Als ich heute abend mit Riffel zum Abendspaziergang aufbrach, war ich plötzlich nicht allein.
Plötzlich tauchte der Kater Weißie aus dem Maisfeld auf und erzählte mir was, das sich nach vielen "mau - mau- mau" anhörte. Aha, Weißie will uns heute begleiten. Er setzte sich an die Spitze, seinen Schwanz steil nach oben und hopste voran. Ab und zu schaute er sich um, wo wir bleiben.
Riffel signalisierte mir, dieser Kater ist wohl die reinste Plaudertasche. Aber sie störte sich nicht weiter an ihm. Dann hörten wir ein anderes "mau - mau- mau", es hörte sich wie ein Kastratenstimmchen an. Ja, es war Brömmel, der kastrierte Senior. Beide Kater marschierten vor uns her. Irgendwie war es ein schönes Gefühl, von zwei Katern begleitet zu werden.
Dann hielt Brömmel inne, sagte irgendetwas, das sich anhörte wie: "Ich kehre jetzt um, schließlich bin ich ja nicht mehr der Jüngste!" Und er verschwand im Maisfeld. Weißie führte unseren kleinen Trupp weiter an.
Da wurden wir von einem Jeep überholt, nicht weit, da hielt der Jeep, ein Mann stieg aus und urinierte an meiner kleinen Nordmanntanne - oder er versuchte es. Ich war stinksauer, die Tiere merkten das. Ich gab Riffel ganz viel Leine, sie schlich sich von der Seite an den Pinkler an und knurrte ihn ganz böse an. Das war kein flaches Spielknurren, nein das kam ganz tief aus ihrem Inneren.
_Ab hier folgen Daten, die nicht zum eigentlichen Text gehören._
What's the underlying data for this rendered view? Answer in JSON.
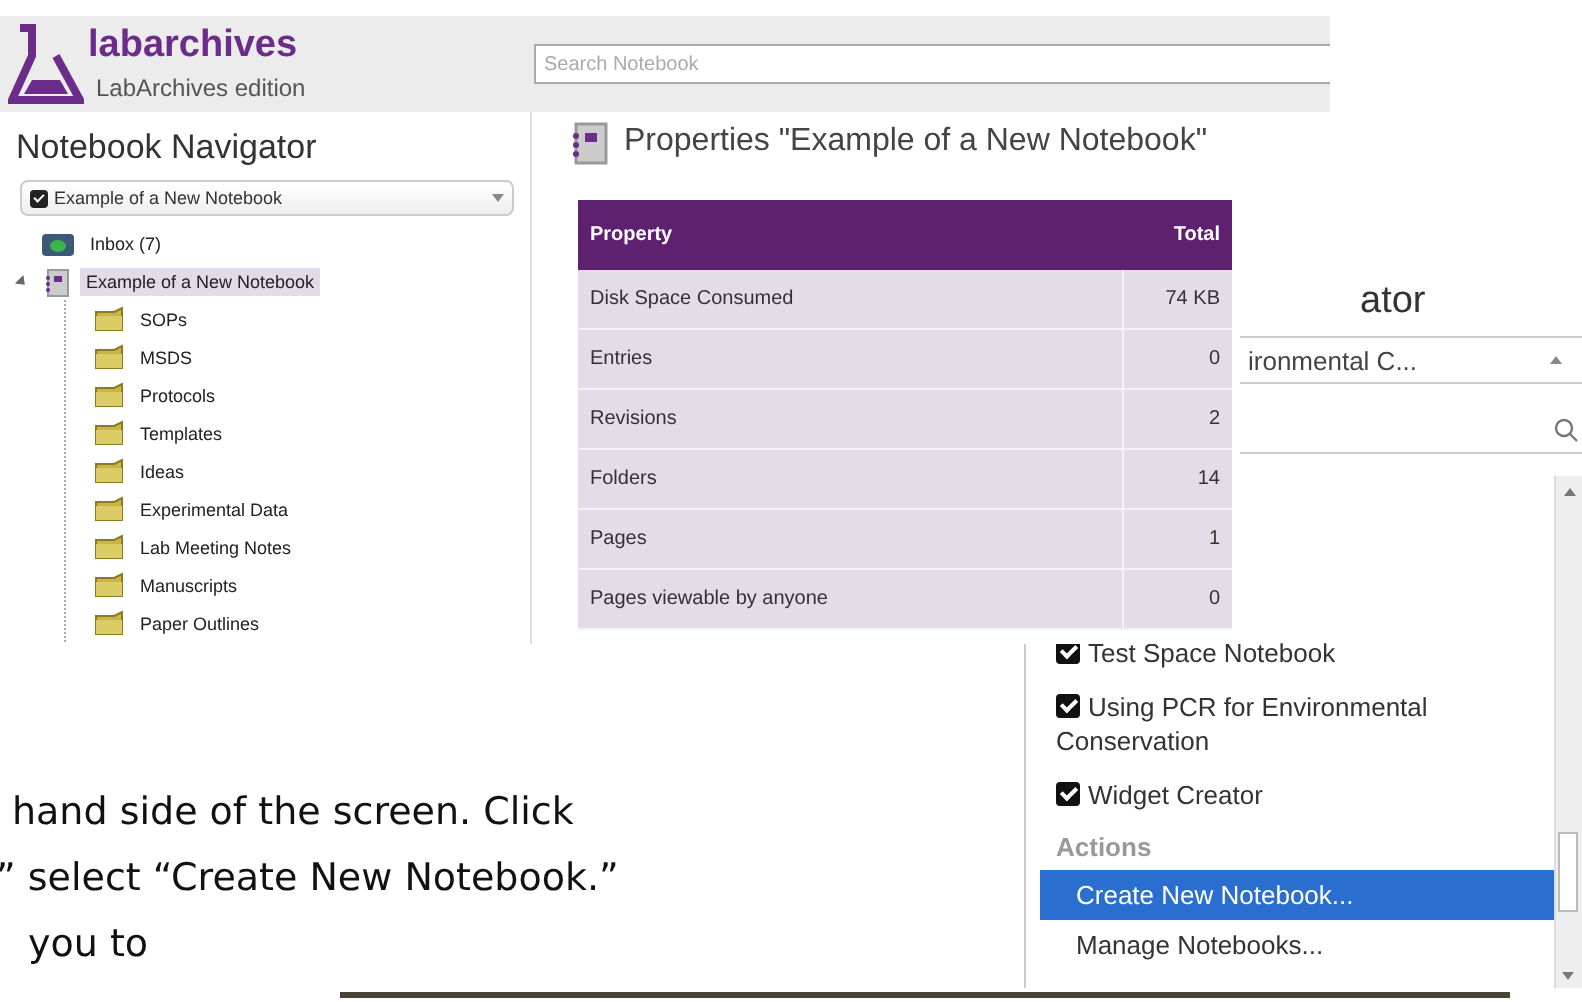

Der Pinkler erschrak und seine Hose wurde nass. Und Weißie baute sich vor dem Pinkler auf und fauchte ihn böse an. Jetzt kam ich auch dazu, musterte den Typ von untern bis oben und fragte ihn: "Du bist ja ganz nass! Hat es geregnet?" Mit puterrotem Gesicht stieg er hastig in seinen Jeep und fuhr davon. Seine Sitze werden vielleicht müffeln.
Jedenfalls, das ist mir vielleicht auch noch nicht passiert, dass Hund und Katze gegen zweibeinige Feinde zusammenhalten.